Diabolito or Little Devil (died July 1823) was a 19th-century Cuban pirate. One of the more violent of the era, he engaged the United States Navy and Revenue Marine Service several times, being one of the main fugitives hunted and pursued later by American Naval forces during the West Indies anti-piracy operations of the United States in the Caribbean during the 1820s. He was also known for having a mixed-race crew, which included “English, Frenchmen, Spaniards, Mulattoes, and Negroes.”

==Biography==
The Cuban-born Diabolito became known as a particularly dangerous pirate operating from his home island during the early 19th century. He among others including Charles Gibbs, and Roberto Cofresí were identified as key figures in piracy when President James Monroe authorized the formation of an anti-piracy squadron to combat attacks on American shipping and naval forces occurring off the Florida coast. Based in Key West under Commodore David Porter, a veteran of the First Barbary War, the Second Barbary War, and the War of 1812, the "Mosquito Fleet" soon began patrolling the Gulf of Mexico and the Caribbean. Diabolito and other Cuban-based pirates were easily able to escape from American vessels, either escaping into the back country of the Florida Keys or retreating to Cuba where Porter's forces were unable to pursue.
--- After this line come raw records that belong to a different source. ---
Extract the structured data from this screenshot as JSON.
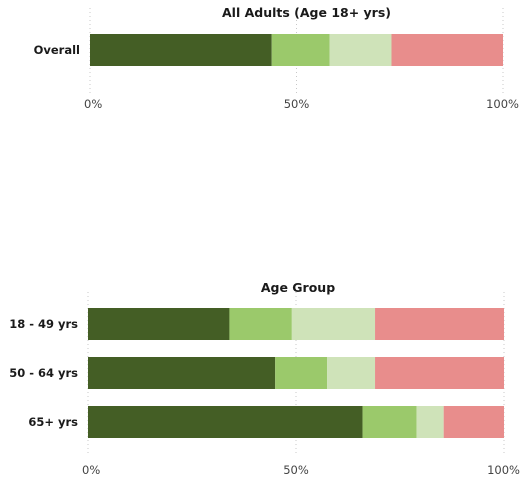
{
  "chart_data": [
    {
      "type": "bar",
      "orientation": "horizontal",
      "stacked": true,
      "title": "All Adults (Age 18+ yrs)",
      "categories": [
        "Overall"
      ],
      "series": [
        {
          "color": "#445e25",
          "values": [
            44
          ]
        },
        {
          "color": "#9bc96b",
          "values": [
            14
          ]
        },
        {
          "color": "#cfe3b9",
          "values": [
            15
          ]
        },
        {
          "color": "#e88d8c",
          "values": [
            27
          ]
        }
      ],
      "xlim": [
        0,
        100
      ],
      "xticks": [
        "0%",
        "50%",
        "100%"
      ],
      "grid": "vertical dotted"
    },
    {
      "type": "bar",
      "orientation": "horizontal",
      "stacked": true,
      "title": "Age Group",
      "categories": [
        "18 - 49 yrs",
        "50 - 64 yrs",
        "65+ yrs"
      ],
      "series": [
        {
          "color": "#445e25",
          "values": [
            34,
            45,
            66
          ]
        },
        {
          "color": "#9bc96b",
          "values": [
            15,
            12.5,
            13
          ]
        },
        {
          "color": "#cfe3b9",
          "values": [
            20,
            11.5,
            6.5
          ]
        },
        {
          "color": "#e88d8c",
          "values": [
            31,
            31,
            14.5
          ]
        }
      ],
      "xlim": [
        0,
        100
      ],
      "xticks": [
        "0%",
        "50%",
        "100%"
      ],
      "grid": "vertical dotted"
    }
  ]
}
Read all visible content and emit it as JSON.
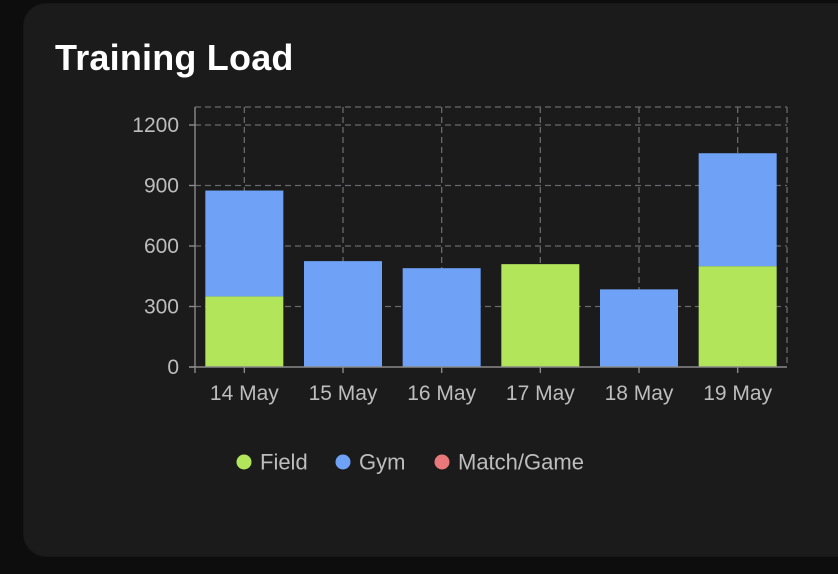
{
  "card": {
    "title": "Training Load"
  },
  "colors": {
    "field": "#b3e55a",
    "gym": "#6fa2f7",
    "match": "#e8787a",
    "grid": "#6a6a6a",
    "card_bg": "#1b1b1c"
  },
  "chart_data": {
    "type": "bar",
    "stacked": true,
    "categories": [
      "14 May",
      "15 May",
      "16 May",
      "17 May",
      "18 May",
      "19 May"
    ],
    "series": [
      {
        "name": "Field",
        "color": "#b3e55a",
        "values": [
          350,
          0,
          0,
          510,
          0,
          500
        ]
      },
      {
        "name": "Gym",
        "color": "#6fa2f7",
        "values": [
          525,
          525,
          490,
          0,
          385,
          560
        ]
      },
      {
        "name": "Match/Game",
        "color": "#e8787a",
        "values": [
          0,
          0,
          0,
          0,
          0,
          0
        ]
      }
    ],
    "yticks": [
      0,
      300,
      600,
      900,
      1200
    ],
    "ylim": [
      0,
      1200
    ],
    "grid": true,
    "legend_position": "bottom",
    "title": "Training Load",
    "xlabel": "",
    "ylabel": ""
  }
}
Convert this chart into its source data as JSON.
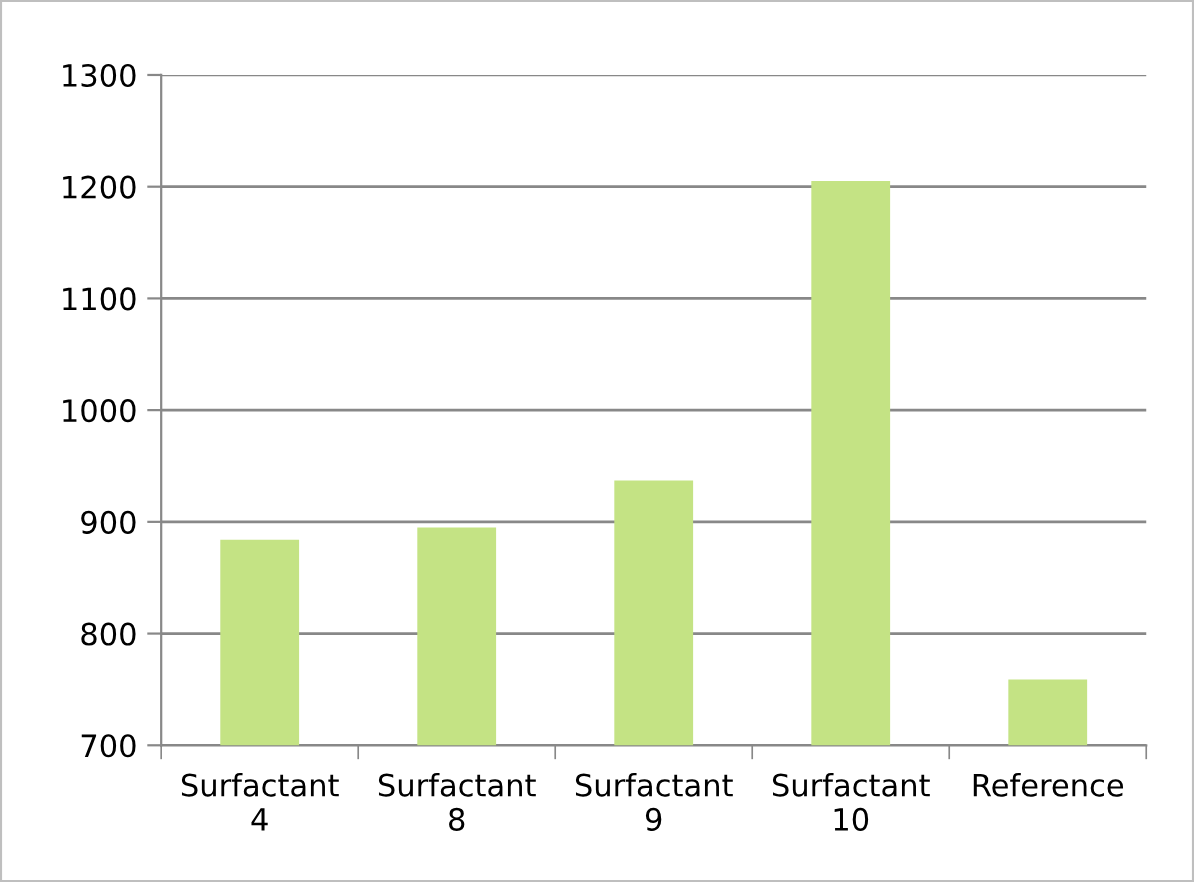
{
  "chart_data": {
    "type": "bar",
    "categories": [
      "Surfactant\n4",
      "Surfactant\n8",
      "Surfactant\n9",
      "Surfactant\n10",
      "Reference"
    ],
    "values": [
      884,
      895,
      937,
      1205,
      759
    ],
    "color": "#c4e384",
    "ylim": [
      700,
      1300
    ],
    "yticks": [
      700,
      800,
      900,
      1000,
      1100,
      1200,
      1300
    ],
    "grid": "y"
  }
}
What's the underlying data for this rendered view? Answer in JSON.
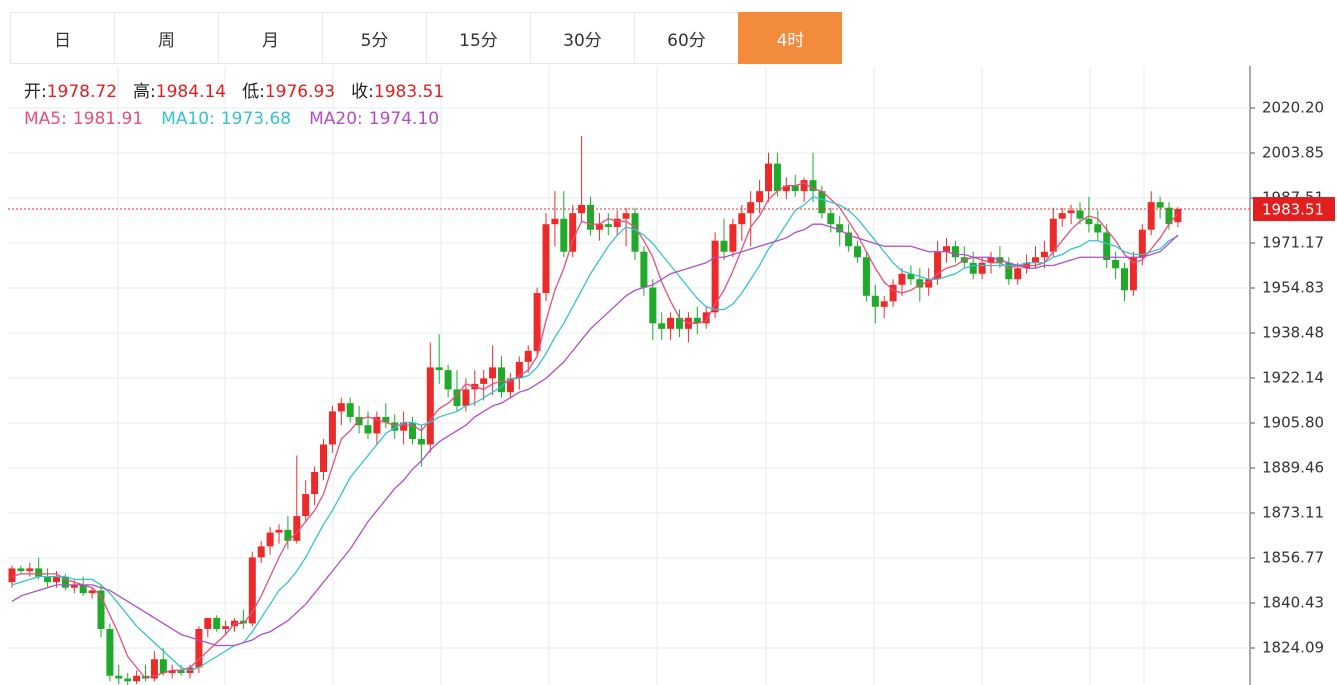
{
  "tabs": [
    "日",
    "周",
    "月",
    "5分",
    "15分",
    "30分",
    "60分",
    "4时"
  ],
  "active_tab": 7,
  "chart_data": {
    "type": "candlestick",
    "ohlc_legend": [
      {
        "label": "开:",
        "value": 1978.72
      },
      {
        "label": "高:",
        "value": 1984.14
      },
      {
        "label": "低:",
        "value": 1976.93
      },
      {
        "label": "收:",
        "value": 1983.51
      }
    ],
    "up_color": "#eb2a2a",
    "down_color": "#1faa2a",
    "current_price": 1983.51,
    "ylim": [
      1810.65,
      2035.45
    ],
    "yticks": [
      {
        "value": 2020.2,
        "label": "2020.20"
      },
      {
        "value": 2003.85,
        "label": "2003.85"
      },
      {
        "value": 1987.51,
        "label": "1987.51"
      },
      {
        "value": 1971.17,
        "label": "1971.17"
      },
      {
        "value": 1954.83,
        "label": "1954.83"
      },
      {
        "value": 1938.48,
        "label": "1938.48"
      },
      {
        "value": 1922.14,
        "label": "1922.14"
      },
      {
        "value": 1905.8,
        "label": "1905.80"
      },
      {
        "value": 1889.46,
        "label": "1889.46"
      },
      {
        "value": 1873.11,
        "label": "1873.11"
      },
      {
        "value": 1856.77,
        "label": "1856.77"
      },
      {
        "value": 1840.43,
        "label": "1840.43"
      },
      {
        "value": 1824.09,
        "label": "1824.09"
      }
    ],
    "grid": true,
    "candles": [
      [
        1848,
        1854,
        1846,
        1853
      ],
      [
        1853,
        1854,
        1851,
        1852
      ],
      [
        1852,
        1855,
        1850,
        1853
      ],
      [
        1853,
        1857,
        1849,
        1850
      ],
      [
        1850,
        1853,
        1846,
        1848
      ],
      [
        1848,
        1852,
        1846,
        1850
      ],
      [
        1850,
        1851,
        1845,
        1846
      ],
      [
        1846,
        1849,
        1844,
        1847
      ],
      [
        1847,
        1850,
        1843,
        1844
      ],
      [
        1844,
        1846,
        1842,
        1845
      ],
      [
        1845,
        1847,
        1828,
        1831
      ],
      [
        1831,
        1833,
        1812,
        1814
      ],
      [
        1814,
        1818,
        1811,
        1813
      ],
      [
        1813,
        1815,
        1810,
        1812
      ],
      [
        1812,
        1816,
        1811,
        1814
      ],
      [
        1814,
        1818,
        1812,
        1813
      ],
      [
        1813,
        1823,
        1812,
        1820
      ],
      [
        1820,
        1824,
        1814,
        1815
      ],
      [
        1815,
        1818,
        1813,
        1816
      ],
      [
        1816,
        1818,
        1814,
        1815
      ],
      [
        1815,
        1818,
        1813,
        1817
      ],
      [
        1817,
        1832,
        1815,
        1831
      ],
      [
        1831,
        1835,
        1828,
        1835
      ],
      [
        1835,
        1836,
        1830,
        1831
      ],
      [
        1831,
        1834,
        1829,
        1832
      ],
      [
        1832,
        1835,
        1830,
        1834
      ],
      [
        1834,
        1838,
        1831,
        1833
      ],
      [
        1833,
        1859,
        1832,
        1857
      ],
      [
        1857,
        1863,
        1855,
        1861
      ],
      [
        1861,
        1868,
        1858,
        1866
      ],
      [
        1866,
        1869,
        1862,
        1867
      ],
      [
        1867,
        1872,
        1860,
        1863
      ],
      [
        1863,
        1894,
        1862,
        1872
      ],
      [
        1872,
        1885,
        1870,
        1880
      ],
      [
        1880,
        1890,
        1876,
        1888
      ],
      [
        1888,
        1900,
        1885,
        1898
      ],
      [
        1898,
        1912,
        1895,
        1910
      ],
      [
        1910,
        1915,
        1905,
        1913
      ],
      [
        1913,
        1915,
        1906,
        1908
      ],
      [
        1908,
        1912,
        1902,
        1905
      ],
      [
        1905,
        1910,
        1900,
        1902
      ],
      [
        1902,
        1910,
        1898,
        1908
      ],
      [
        1908,
        1913,
        1904,
        1906
      ],
      [
        1906,
        1909,
        1900,
        1903
      ],
      [
        1903,
        1910,
        1898,
        1906
      ],
      [
        1906,
        1908,
        1898,
        1900
      ],
      [
        1900,
        1905,
        1890,
        1898
      ],
      [
        1898,
        1935,
        1895,
        1926
      ],
      [
        1926,
        1938,
        1920,
        1925
      ],
      [
        1925,
        1927,
        1915,
        1918
      ],
      [
        1918,
        1925,
        1910,
        1912
      ],
      [
        1912,
        1922,
        1910,
        1918
      ],
      [
        1918,
        1925,
        1912,
        1920
      ],
      [
        1920,
        1925,
        1914,
        1922
      ],
      [
        1922,
        1934,
        1916,
        1926
      ],
      [
        1926,
        1930,
        1915,
        1917
      ],
      [
        1917,
        1924,
        1915,
        1922
      ],
      [
        1922,
        1930,
        1918,
        1928
      ],
      [
        1928,
        1934,
        1924,
        1932
      ],
      [
        1932,
        1955,
        1930,
        1953
      ],
      [
        1953,
        1982,
        1950,
        1978
      ],
      [
        1978,
        1990,
        1970,
        1980
      ],
      [
        1980,
        1990,
        1966,
        1968
      ],
      [
        1968,
        1985,
        1966,
        1982
      ],
      [
        1982,
        2010,
        1979,
        1985
      ],
      [
        1985,
        1988,
        1974,
        1976
      ],
      [
        1976,
        1982,
        1972,
        1978
      ],
      [
        1978,
        1982,
        1974,
        1977
      ],
      [
        1977,
        1983,
        1974,
        1980
      ],
      [
        1980,
        1984,
        1970,
        1982
      ],
      [
        1982,
        1984,
        1965,
        1968
      ],
      [
        1968,
        1970,
        1952,
        1955
      ],
      [
        1955,
        1958,
        1936,
        1942
      ],
      [
        1942,
        1946,
        1936,
        1940
      ],
      [
        1940,
        1946,
        1936,
        1944
      ],
      [
        1944,
        1947,
        1937,
        1940
      ],
      [
        1940,
        1946,
        1935,
        1944
      ],
      [
        1944,
        1948,
        1938,
        1942
      ],
      [
        1942,
        1948,
        1940,
        1946
      ],
      [
        1946,
        1975,
        1944,
        1972
      ],
      [
        1972,
        1980,
        1965,
        1968
      ],
      [
        1968,
        1980,
        1966,
        1978
      ],
      [
        1978,
        1985,
        1972,
        1982
      ],
      [
        1982,
        1990,
        1970,
        1986
      ],
      [
        1986,
        1994,
        1982,
        1990
      ],
      [
        1990,
        2004,
        1986,
        2000
      ],
      [
        2000,
        2004,
        1988,
        1990
      ],
      [
        1990,
        1995,
        1987,
        1992
      ],
      [
        1992,
        1996,
        1988,
        1990
      ],
      [
        1990,
        1995,
        1986,
        1994
      ],
      [
        1994,
        2004,
        1986,
        1990
      ],
      [
        1990,
        1992,
        1980,
        1982
      ],
      [
        1982,
        1984,
        1975,
        1978
      ],
      [
        1978,
        1981,
        1970,
        1975
      ],
      [
        1975,
        1978,
        1968,
        1970
      ],
      [
        1970,
        1972,
        1964,
        1966
      ],
      [
        1966,
        1968,
        1950,
        1952
      ],
      [
        1952,
        1956,
        1942,
        1948
      ],
      [
        1948,
        1952,
        1944,
        1950
      ],
      [
        1950,
        1958,
        1948,
        1956
      ],
      [
        1956,
        1962,
        1952,
        1960
      ],
      [
        1960,
        1963,
        1956,
        1958
      ],
      [
        1958,
        1962,
        1950,
        1955
      ],
      [
        1955,
        1962,
        1952,
        1958
      ],
      [
        1958,
        1972,
        1956,
        1968
      ],
      [
        1968,
        1973,
        1964,
        1970
      ],
      [
        1970,
        1972,
        1964,
        1966
      ],
      [
        1966,
        1970,
        1962,
        1964
      ],
      [
        1964,
        1968,
        1958,
        1960
      ],
      [
        1960,
        1966,
        1958,
        1964
      ],
      [
        1964,
        1968,
        1960,
        1966
      ],
      [
        1966,
        1970,
        1962,
        1964
      ],
      [
        1964,
        1966,
        1956,
        1958
      ],
      [
        1958,
        1964,
        1956,
        1962
      ],
      [
        1962,
        1967,
        1960,
        1964
      ],
      [
        1964,
        1970,
        1962,
        1966
      ],
      [
        1966,
        1972,
        1962,
        1968
      ],
      [
        1968,
        1984,
        1966,
        1980
      ],
      [
        1980,
        1984,
        1977,
        1982
      ],
      [
        1982,
        1985,
        1978,
        1983
      ],
      [
        1983,
        1986,
        1978,
        1980
      ],
      [
        1980,
        1988,
        1975,
        1978
      ],
      [
        1978,
        1983,
        1972,
        1975
      ],
      [
        1975,
        1978,
        1962,
        1965
      ],
      [
        1965,
        1968,
        1958,
        1962
      ],
      [
        1962,
        1964,
        1950,
        1954
      ],
      [
        1954,
        1968,
        1952,
        1966
      ],
      [
        1966,
        1978,
        1963,
        1976
      ],
      [
        1976,
        1990,
        1974,
        1986
      ],
      [
        1986,
        1988,
        1980,
        1984
      ],
      [
        1984,
        1986,
        1976,
        1978
      ],
      [
        1978.72,
        1984.14,
        1976.93,
        1983.51
      ]
    ],
    "series": [
      {
        "name": "MA5:",
        "color": "#e5507d",
        "last": 1981.91,
        "values": [
          1850,
          1851,
          1851,
          1851,
          1851,
          1851,
          1849,
          1848,
          1847,
          1846,
          1843,
          1836,
          1829,
          1821,
          1817,
          1813,
          1814,
          1815,
          1816,
          1816,
          1817,
          1820,
          1823,
          1826,
          1829,
          1833,
          1833,
          1837,
          1843,
          1850,
          1857,
          1863,
          1866,
          1870,
          1874,
          1880,
          1890,
          1900,
          1903,
          1907,
          1908,
          1907,
          1906,
          1905,
          1905,
          1905,
          1903,
          1907,
          1911,
          1913,
          1916,
          1920,
          1919,
          1918,
          1920,
          1921,
          1921,
          1923,
          1925,
          1930,
          1943,
          1954,
          1962,
          1972,
          1979,
          1978,
          1978,
          1980,
          1979,
          1979,
          1977,
          1972,
          1966,
          1957,
          1950,
          1944,
          1942,
          1942,
          1943,
          1949,
          1954,
          1961,
          1969,
          1977,
          1981,
          1987,
          1990,
          1992,
          1992,
          1993,
          1991,
          1990,
          1987,
          1984,
          1979,
          1974,
          1968,
          1962,
          1957,
          1954,
          1953,
          1954,
          1956,
          1957,
          1960,
          1962,
          1963,
          1965,
          1966,
          1965,
          1964,
          1964,
          1962,
          1963,
          1963,
          1963,
          1964,
          1968,
          1972,
          1976,
          1979,
          1981,
          1980,
          1976,
          1972,
          1967,
          1964,
          1965,
          1969,
          1973,
          1978,
          1981.91
        ]
      },
      {
        "name": "MA10:",
        "color": "#36c2cf",
        "last": 1973.68,
        "values": [
          1847,
          1848,
          1849,
          1850,
          1850,
          1850,
          1850,
          1849,
          1849,
          1849,
          1847,
          1844,
          1840,
          1836,
          1832,
          1829,
          1826,
          1823,
          1820,
          1817,
          1816,
          1817,
          1819,
          1821,
          1823,
          1825,
          1826,
          1830,
          1835,
          1840,
          1845,
          1848,
          1852,
          1857,
          1863,
          1869,
          1874,
          1880,
          1886,
          1890,
          1894,
          1898,
          1902,
          1904,
          1906,
          1906,
          1905,
          1906,
          1908,
          1909,
          1910,
          1912,
          1913,
          1915,
          1917,
          1919,
          1922,
          1922,
          1923,
          1926,
          1931,
          1937,
          1942,
          1948,
          1954,
          1960,
          1965,
          1970,
          1974,
          1977,
          1976,
          1974,
          1971,
          1967,
          1963,
          1959,
          1955,
          1951,
          1948,
          1947,
          1947,
          1949,
          1953,
          1958,
          1963,
          1969,
          1973,
          1978,
          1983,
          1985,
          1988,
          1987,
          1986,
          1985,
          1983,
          1980,
          1976,
          1972,
          1968,
          1964,
          1961,
          1960,
          1959,
          1958,
          1958,
          1959,
          1960,
          1962,
          1963,
          1963,
          1963,
          1963,
          1963,
          1963,
          1964,
          1964,
          1964,
          1966,
          1967,
          1969,
          1970,
          1972,
          1972,
          1971,
          1970,
          1968,
          1967,
          1967,
          1968,
          1969,
          1972,
          1973.68
        ]
      },
      {
        "name": "MA20:",
        "color": "#b04fc4",
        "last": 1974.1,
        "last_label": "1974.10",
        "values": [
          1841,
          1843,
          1844,
          1845,
          1846,
          1847,
          1847,
          1847,
          1847,
          1847,
          1846,
          1845,
          1843,
          1841,
          1839,
          1837,
          1835,
          1833,
          1831,
          1829,
          1828,
          1827,
          1826,
          1825,
          1825,
          1825,
          1826,
          1827,
          1829,
          1830,
          1832,
          1834,
          1837,
          1840,
          1844,
          1848,
          1852,
          1856,
          1860,
          1865,
          1870,
          1874,
          1878,
          1882,
          1885,
          1889,
          1892,
          1896,
          1899,
          1901,
          1903,
          1905,
          1908,
          1910,
          1912,
          1913,
          1915,
          1917,
          1918,
          1920,
          1922,
          1925,
          1928,
          1932,
          1936,
          1940,
          1943,
          1946,
          1949,
          1952,
          1954,
          1955,
          1956,
          1958,
          1960,
          1961,
          1962,
          1963,
          1964,
          1966,
          1966,
          1967,
          1968,
          1969,
          1970,
          1971,
          1972,
          1973,
          1975,
          1976,
          1978,
          1978,
          1977,
          1976,
          1974,
          1973,
          1972,
          1971,
          1970,
          1970,
          1970,
          1970,
          1969,
          1968,
          1968,
          1968,
          1967,
          1967,
          1966,
          1966,
          1966,
          1965,
          1964,
          1963,
          1962,
          1962,
          1963,
          1963,
          1964,
          1965,
          1966,
          1966,
          1966,
          1966,
          1966,
          1966,
          1966,
          1966,
          1967,
          1968,
          1971,
          1974.1
        ]
      }
    ]
  }
}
As the years passed, however, Cuban ship owners and other businessmen petitioned for authorities to cooperate with the United States. Spanish officials were unable to continue turning a blind eye to piracy, which often amounted to attacks on lone merchant vessels and fishing boats, and agreed to assist in hunting down Diabolito and others.

In April 1823, Diabolito encountered Porter and was cornered off the northern coast of Cuba. After a brief fight, he and his crew abandoned their ships and fled inland. Out of his 70-man crew, 30 were either killed during the fighting or drowned while trying to swim to land. He managed to elude authorities and, acquiring another ship, he set sail for the Yucatan. He again encountered the Mosquito Fleet when USS Gallinipper and USS Mosquito, commanded by Lieutenant William H. Watson and Lieutenant William Inman respectively, pursued him upon finding him in Cuba once again. Although the pirates outnumbered the Americans, whose total force numbered 31 men compared to the 70 or 80 pirates, Watson gave the order to attack and sailed towards the pirates, driving them into the sea. The men began abandoning their ship, the 4-gun schooner Catalina, and the American vessels were "soon in the midst of the swimmers, and, laying about right and left, exterminated dozens of them". All of his men were either killed or were captured by local authorities, Diabolito himself being killed in the water when he refused to surrender.